Foi logo no início de 1994 quando Ruth Escobar disse que ter que escolher entre FH e Lula era como escolher entre (Jean Paul) Sartre e um encanador. A resposta de Lula foi boa - grandes tempos em que Lula não falava tanta besteira. Disse ele, muito espirituosamente, que Ruth Escobar poderia passar a vida inteira sem precisar de um sociólogo. Já quanto ao encanador...

Há dez anos atrás, meu irmão estava nos Estados Unidos, fazendo intercâmbio cultural. Lembro que passamos seu aniversário em Itamaracá - quando ele estava em Denver.

Há dez anos atrás, como torcedor alucinado de F-1, estava mais do que certo que Ayrton Senna ganharia o tetracampeonato de F1, com sua imbatível Williams. Assistiria a todas as corridas, inclusive à fatidica do dia 1 de Maio, em San Marino.

Há dez anos atrás, estávamos todos esperando pela seleção de Parreira fazer bonito na Copa dos EUA. Romário era o homem que carregava a esperança da nação de chuteiras.

Há dez anos atrás, ainda morava em Natal. Estudava no CEI. Ia começar a fazer a oitava série, e estava todo animado porque agora teria matérias como Física e Química.

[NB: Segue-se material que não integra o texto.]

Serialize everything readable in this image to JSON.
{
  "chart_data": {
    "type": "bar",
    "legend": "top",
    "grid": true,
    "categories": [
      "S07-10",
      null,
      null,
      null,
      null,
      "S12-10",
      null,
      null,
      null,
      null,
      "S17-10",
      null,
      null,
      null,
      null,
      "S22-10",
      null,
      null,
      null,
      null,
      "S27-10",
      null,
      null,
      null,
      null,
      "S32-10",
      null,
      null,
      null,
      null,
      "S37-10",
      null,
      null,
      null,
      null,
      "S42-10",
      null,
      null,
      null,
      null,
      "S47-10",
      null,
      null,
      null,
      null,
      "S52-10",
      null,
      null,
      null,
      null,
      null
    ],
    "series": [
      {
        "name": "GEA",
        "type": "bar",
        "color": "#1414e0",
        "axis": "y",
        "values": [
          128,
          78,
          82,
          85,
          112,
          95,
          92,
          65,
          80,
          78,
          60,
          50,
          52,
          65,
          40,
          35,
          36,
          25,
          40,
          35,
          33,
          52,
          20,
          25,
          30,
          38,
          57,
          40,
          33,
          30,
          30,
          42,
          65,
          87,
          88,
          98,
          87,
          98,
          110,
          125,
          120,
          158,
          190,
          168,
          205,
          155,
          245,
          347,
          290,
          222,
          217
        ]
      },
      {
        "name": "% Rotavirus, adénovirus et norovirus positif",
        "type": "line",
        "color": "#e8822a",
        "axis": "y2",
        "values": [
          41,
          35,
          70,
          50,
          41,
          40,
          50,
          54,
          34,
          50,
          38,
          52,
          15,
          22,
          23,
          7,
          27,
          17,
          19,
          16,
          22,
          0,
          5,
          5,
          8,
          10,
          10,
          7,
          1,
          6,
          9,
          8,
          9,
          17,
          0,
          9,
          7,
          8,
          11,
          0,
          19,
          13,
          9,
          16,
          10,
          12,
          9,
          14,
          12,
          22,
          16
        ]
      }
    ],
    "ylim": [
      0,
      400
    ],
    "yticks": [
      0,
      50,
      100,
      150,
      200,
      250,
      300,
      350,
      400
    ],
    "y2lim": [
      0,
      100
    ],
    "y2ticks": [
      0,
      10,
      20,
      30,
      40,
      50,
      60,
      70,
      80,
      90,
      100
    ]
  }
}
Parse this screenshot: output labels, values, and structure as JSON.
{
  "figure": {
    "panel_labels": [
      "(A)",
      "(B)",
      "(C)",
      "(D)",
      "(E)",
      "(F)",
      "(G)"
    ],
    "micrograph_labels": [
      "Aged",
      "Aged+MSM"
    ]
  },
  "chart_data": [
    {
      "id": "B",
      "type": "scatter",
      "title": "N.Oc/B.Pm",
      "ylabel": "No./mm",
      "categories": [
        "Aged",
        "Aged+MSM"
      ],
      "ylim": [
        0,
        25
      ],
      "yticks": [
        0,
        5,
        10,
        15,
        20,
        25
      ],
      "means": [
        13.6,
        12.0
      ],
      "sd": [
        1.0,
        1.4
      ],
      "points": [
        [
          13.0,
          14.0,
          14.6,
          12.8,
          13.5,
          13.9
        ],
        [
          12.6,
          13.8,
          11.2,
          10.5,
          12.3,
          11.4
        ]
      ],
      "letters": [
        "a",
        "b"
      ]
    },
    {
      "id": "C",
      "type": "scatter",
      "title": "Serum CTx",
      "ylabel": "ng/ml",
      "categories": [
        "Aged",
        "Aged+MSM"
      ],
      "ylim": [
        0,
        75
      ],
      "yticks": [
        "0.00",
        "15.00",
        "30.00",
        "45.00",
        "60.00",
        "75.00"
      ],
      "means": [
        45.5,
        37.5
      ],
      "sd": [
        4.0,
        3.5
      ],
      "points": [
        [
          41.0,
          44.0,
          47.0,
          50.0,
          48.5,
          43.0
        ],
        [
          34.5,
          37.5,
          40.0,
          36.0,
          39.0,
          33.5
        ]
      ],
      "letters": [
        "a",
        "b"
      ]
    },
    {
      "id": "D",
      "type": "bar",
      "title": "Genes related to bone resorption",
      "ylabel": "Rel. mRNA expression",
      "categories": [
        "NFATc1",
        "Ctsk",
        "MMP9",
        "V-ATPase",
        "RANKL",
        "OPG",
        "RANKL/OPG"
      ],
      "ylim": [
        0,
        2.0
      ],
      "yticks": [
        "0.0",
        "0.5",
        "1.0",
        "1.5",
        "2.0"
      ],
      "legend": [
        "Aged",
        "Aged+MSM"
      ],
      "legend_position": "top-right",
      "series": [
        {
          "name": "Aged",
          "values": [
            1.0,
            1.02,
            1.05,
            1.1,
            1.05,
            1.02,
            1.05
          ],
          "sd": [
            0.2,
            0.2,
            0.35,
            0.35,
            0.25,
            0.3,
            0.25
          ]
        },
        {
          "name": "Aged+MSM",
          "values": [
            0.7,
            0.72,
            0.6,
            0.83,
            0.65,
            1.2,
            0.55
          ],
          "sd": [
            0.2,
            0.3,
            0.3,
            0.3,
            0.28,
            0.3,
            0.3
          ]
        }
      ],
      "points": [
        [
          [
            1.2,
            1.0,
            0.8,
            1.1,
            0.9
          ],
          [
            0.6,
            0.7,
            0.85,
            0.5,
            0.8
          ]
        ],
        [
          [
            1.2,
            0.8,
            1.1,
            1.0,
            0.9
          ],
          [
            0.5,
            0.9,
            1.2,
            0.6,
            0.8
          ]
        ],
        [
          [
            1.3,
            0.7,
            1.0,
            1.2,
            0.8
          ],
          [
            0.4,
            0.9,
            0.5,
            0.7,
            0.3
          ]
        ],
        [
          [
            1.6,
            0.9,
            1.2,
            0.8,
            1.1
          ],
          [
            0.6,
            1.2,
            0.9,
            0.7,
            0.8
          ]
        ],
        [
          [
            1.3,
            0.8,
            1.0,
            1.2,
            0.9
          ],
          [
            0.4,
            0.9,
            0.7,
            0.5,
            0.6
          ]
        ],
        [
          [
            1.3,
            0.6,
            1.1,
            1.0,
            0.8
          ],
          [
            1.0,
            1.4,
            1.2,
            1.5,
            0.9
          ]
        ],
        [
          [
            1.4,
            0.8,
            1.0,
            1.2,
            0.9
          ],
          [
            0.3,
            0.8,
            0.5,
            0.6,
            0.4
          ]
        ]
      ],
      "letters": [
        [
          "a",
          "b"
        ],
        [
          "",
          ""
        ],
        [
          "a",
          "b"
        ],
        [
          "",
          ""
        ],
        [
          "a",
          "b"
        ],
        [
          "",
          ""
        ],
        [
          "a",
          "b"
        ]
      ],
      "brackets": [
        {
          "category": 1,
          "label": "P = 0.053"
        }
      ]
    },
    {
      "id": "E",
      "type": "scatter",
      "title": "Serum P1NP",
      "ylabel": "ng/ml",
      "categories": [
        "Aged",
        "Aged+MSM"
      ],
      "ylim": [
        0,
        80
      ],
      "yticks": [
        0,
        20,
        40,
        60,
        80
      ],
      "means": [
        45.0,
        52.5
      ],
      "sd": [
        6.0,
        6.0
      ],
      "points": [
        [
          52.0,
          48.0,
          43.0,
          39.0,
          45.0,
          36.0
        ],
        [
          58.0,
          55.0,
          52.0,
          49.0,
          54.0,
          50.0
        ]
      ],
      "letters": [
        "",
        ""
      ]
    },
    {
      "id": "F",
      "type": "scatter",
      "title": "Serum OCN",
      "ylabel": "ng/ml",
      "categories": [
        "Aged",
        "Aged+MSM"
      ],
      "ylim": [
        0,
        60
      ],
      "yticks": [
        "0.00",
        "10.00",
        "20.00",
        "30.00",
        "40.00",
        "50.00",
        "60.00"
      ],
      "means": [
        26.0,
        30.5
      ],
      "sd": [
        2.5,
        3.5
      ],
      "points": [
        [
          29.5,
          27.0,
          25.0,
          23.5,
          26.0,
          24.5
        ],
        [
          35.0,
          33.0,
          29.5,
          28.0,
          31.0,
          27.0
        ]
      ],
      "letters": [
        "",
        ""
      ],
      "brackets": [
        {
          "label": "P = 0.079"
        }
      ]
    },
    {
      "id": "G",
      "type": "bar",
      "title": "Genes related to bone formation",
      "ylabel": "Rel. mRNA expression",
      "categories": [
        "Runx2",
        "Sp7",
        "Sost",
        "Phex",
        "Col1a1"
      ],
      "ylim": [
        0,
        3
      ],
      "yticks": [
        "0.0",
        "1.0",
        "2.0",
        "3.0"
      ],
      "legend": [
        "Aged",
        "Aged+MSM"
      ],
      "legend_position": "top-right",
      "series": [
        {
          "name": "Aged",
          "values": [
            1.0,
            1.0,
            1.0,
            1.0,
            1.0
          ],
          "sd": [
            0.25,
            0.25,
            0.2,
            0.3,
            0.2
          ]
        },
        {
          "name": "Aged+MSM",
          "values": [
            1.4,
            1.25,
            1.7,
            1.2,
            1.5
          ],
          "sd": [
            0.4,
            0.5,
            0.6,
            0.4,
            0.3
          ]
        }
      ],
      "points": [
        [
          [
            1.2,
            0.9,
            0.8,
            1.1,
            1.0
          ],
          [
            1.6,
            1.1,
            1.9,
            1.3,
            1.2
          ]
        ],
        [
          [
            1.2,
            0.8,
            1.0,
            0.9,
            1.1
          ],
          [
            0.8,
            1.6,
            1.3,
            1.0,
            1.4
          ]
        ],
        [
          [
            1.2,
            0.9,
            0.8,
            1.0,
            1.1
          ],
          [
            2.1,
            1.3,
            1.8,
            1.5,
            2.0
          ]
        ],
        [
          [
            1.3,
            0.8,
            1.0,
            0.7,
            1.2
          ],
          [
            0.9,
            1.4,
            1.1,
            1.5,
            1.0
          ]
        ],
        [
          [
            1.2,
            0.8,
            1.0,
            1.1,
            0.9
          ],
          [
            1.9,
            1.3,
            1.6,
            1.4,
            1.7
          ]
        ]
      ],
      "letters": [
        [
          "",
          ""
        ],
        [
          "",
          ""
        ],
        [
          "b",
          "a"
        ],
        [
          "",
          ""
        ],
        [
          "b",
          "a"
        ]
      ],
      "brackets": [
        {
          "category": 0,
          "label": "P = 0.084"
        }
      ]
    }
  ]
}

Há dez anos atrás, já lia diariamente a Folha de S. Paulo, pois papai começou assinar esse jornal em 1993 (lembro-me bem disso pois foi na época das eliminatórias de 1993 - e nessa época eu adorava futebol). E começava a descobrir os autores que o caderno Mais! discutia. Lembro de uma edição em que a capa era sobre Nietzsche. Que abalo nos meus nervos. Começava a ler pequenos excertos do homem-dinamite. E eu que até então achava que Dinamite era um atacante do Vasco da Gama.

Dez anos se passaram. Tanta coisa mudou. Outras nem tanto. Assim deve ser com 2004.